In all it had reinforced something he and a good friend had discussed and agreed upon many years before, and that was that the only person to have the moral right to send men and women to war was someone who had themselves been in harm’s way in the armed service of their country. If that simple fact became a matter of law then there would be far more talking around tables and fewer body bags, but that discussion had taken place in disreputable bar cum brothel in Southeast Asia, where even the flies had sense to swerve to avoid the bar girls. They had been young lieutenants then, and he at the end of a three-month attachment to his friends unit to see why Britain was winning its jungle war when at the same time America was losing hers.

Over many bottles of Tiger and in increasing degrees of intoxication the two men had written a new constitution on the backs of beer mats, built around the foundation of his friends somewhat slurred words

“You shouldn’t be in a position to start a fight unless you’ve been in one yourself…no high office without first joining the brown adrenaline club.”

A campaign slogan for their bid for world power had read ‘Vote for me, I’ve not only shit myself in battle…but look here I’ve even got the soiled shorts to prove it!

Henry had left the next day to return to Saigon with a hell of a hangover and little recollection of the previous night’s events, his friend however had a better memory and over the years whenever they had bumped into one another and shared a drink or six he would speak whimsically of one day making ‘The Beer Mat Constitution’ into a reality, and had even worked out how it could be achieved.

When at last the wounded soldiers cries had faded and gone forever it had given Henry a greater determination, the co-author of the beer mat constitution may be dead at the bottom of the Irish Sea, but the idea was very much alive.

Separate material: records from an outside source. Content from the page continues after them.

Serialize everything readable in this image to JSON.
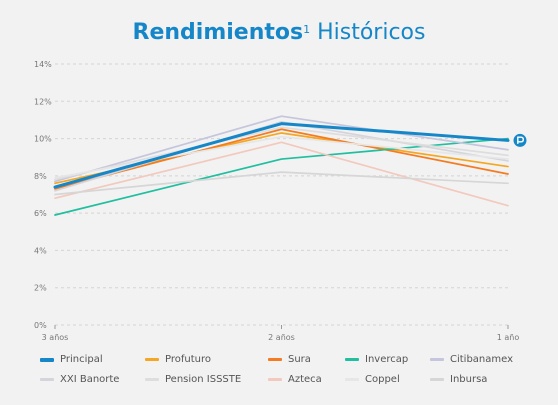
{
  "title": {
    "bold": "Rendimientos",
    "sup": "1",
    "rest": " Históricos"
  },
  "colors": {
    "title": "#1587c8",
    "grid": "#d4d4d4",
    "axis_text": "#777777",
    "legend_text": "#555555"
  },
  "chart_data": {
    "type": "line",
    "categories": [
      "3 años",
      "2 años",
      "1 año"
    ],
    "yticks": [
      "0%",
      "2%",
      "4%",
      "6%",
      "8%",
      "10%",
      "12%",
      "14%"
    ],
    "ylim": [
      0,
      14
    ],
    "grid": true,
    "legend_position": "bottom",
    "series": [
      {
        "name": "Principal",
        "color": "#1587c8",
        "values": [
          7.4,
          10.8,
          9.9
        ],
        "emphasis": true,
        "marker": "principal-logo"
      },
      {
        "name": "Profuturo",
        "color": "#f5a623",
        "values": [
          7.6,
          10.3,
          8.5
        ]
      },
      {
        "name": "Sura",
        "color": "#f47b20",
        "values": [
          7.3,
          10.5,
          8.1
        ]
      },
      {
        "name": "Invercap",
        "color": "#1fbf9f",
        "values": [
          5.9,
          8.9,
          10.0
        ]
      },
      {
        "name": "Citibanamex",
        "color": "#c5c5dd",
        "values": [
          7.7,
          11.2,
          9.4
        ]
      },
      {
        "name": "XXI Banorte",
        "color": "#d4d4dc",
        "values": [
          7.2,
          10.9,
          8.8
        ]
      },
      {
        "name": "Pension ISSSTE",
        "color": "#dddddd",
        "values": [
          7.8,
          10.6,
          9.1
        ]
      },
      {
        "name": "Azteca",
        "color": "#f3c9bd",
        "values": [
          6.8,
          9.8,
          6.4
        ]
      },
      {
        "name": "Coppel",
        "color": "#e6e6e6",
        "values": [
          7.9,
          10.1,
          8.9
        ]
      },
      {
        "name": "Inbursa",
        "color": "#d6d6d6",
        "values": [
          7.0,
          8.2,
          7.6
        ]
      }
    ]
  }
}
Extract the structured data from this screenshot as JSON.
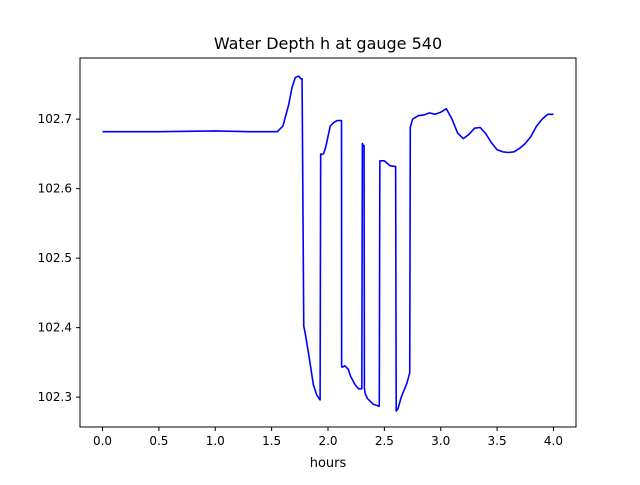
{
  "colors": {
    "line": "#0000ff",
    "axes": "#000000",
    "background": "#ffffff"
  },
  "chart_data": {
    "type": "line",
    "title": "Water Depth h at gauge 540",
    "xlabel": "hours",
    "ylabel": "",
    "xlim": [
      -0.2,
      4.2
    ],
    "ylim": [
      102.257,
      102.788
    ],
    "grid": false,
    "legend": "none",
    "xticks": [
      0.0,
      0.5,
      1.0,
      1.5,
      2.0,
      2.5,
      3.0,
      3.5,
      4.0
    ],
    "xtick_labels": [
      "0.0",
      "0.5",
      "1.0",
      "1.5",
      "2.0",
      "2.5",
      "3.0",
      "3.5",
      "4.0"
    ],
    "yticks": [
      102.3,
      102.4,
      102.5,
      102.6,
      102.7
    ],
    "ytick_labels": [
      "102.3",
      "102.4",
      "102.5",
      "102.6",
      "102.7"
    ],
    "series": [
      {
        "color": "#0000ff",
        "x": [
          0.0,
          0.5,
          1.0,
          1.3,
          1.55,
          1.6,
          1.65,
          1.68,
          1.71,
          1.74,
          1.76,
          1.77,
          1.785,
          1.8,
          1.83,
          1.87,
          1.9,
          1.93,
          1.935,
          1.94,
          1.96,
          1.98,
          2.0,
          2.02,
          2.05,
          2.08,
          2.1,
          2.12,
          2.121,
          2.125,
          2.15,
          2.18,
          2.2,
          2.24,
          2.27,
          2.3,
          2.305,
          2.308,
          2.31,
          2.32,
          2.323,
          2.325,
          2.33,
          2.35,
          2.4,
          2.45,
          2.455,
          2.46,
          2.5,
          2.55,
          2.59,
          2.6,
          2.605,
          2.62,
          2.65,
          2.7,
          2.725,
          2.73,
          2.75,
          2.8,
          2.85,
          2.9,
          2.95,
          3.0,
          3.05,
          3.1,
          3.15,
          3.2,
          3.25,
          3.3,
          3.35,
          3.4,
          3.45,
          3.5,
          3.55,
          3.6,
          3.65,
          3.7,
          3.75,
          3.8,
          3.85,
          3.9,
          3.95,
          4.0
        ],
        "values": [
          102.682,
          102.682,
          102.683,
          102.682,
          102.682,
          102.69,
          102.72,
          102.745,
          102.76,
          102.762,
          102.758,
          102.758,
          102.402,
          102.39,
          102.36,
          102.318,
          102.303,
          102.296,
          102.65,
          102.649,
          102.65,
          102.66,
          102.675,
          102.69,
          102.695,
          102.698,
          102.698,
          102.698,
          102.345,
          102.343,
          102.345,
          102.34,
          102.33,
          102.318,
          102.312,
          102.312,
          102.665,
          102.664,
          102.662,
          102.662,
          102.312,
          102.31,
          102.305,
          102.298,
          102.29,
          102.287,
          102.287,
          102.64,
          102.64,
          102.633,
          102.632,
          102.632,
          102.28,
          102.283,
          102.3,
          102.32,
          102.335,
          102.688,
          102.7,
          102.705,
          102.706,
          102.709,
          102.707,
          102.71,
          102.715,
          102.7,
          102.68,
          102.672,
          102.678,
          102.687,
          102.688,
          102.679,
          102.666,
          102.656,
          102.653,
          102.652,
          102.653,
          102.658,
          102.665,
          102.675,
          102.69,
          102.7,
          102.707,
          102.707
        ]
      }
    ]
  }
}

“Mister President, those men and women are outnumbered fifty to one, they have fought and held this long despite the inadequate equipment and war stocks their governments provided them to do the job, and the fact that they are about to be over run, and where the blame lies for that, is no fault of theirs.”

A pin could have been heard dropping in the seconds that followed, and Terry Jones was not alone in realising a line had just been crossed. The President had been questioning whether there was fault in the ability of the men and women in uniform at the battlefront, but the Chairman of the Joint Chiefs had laid the blame squarely at the door of government.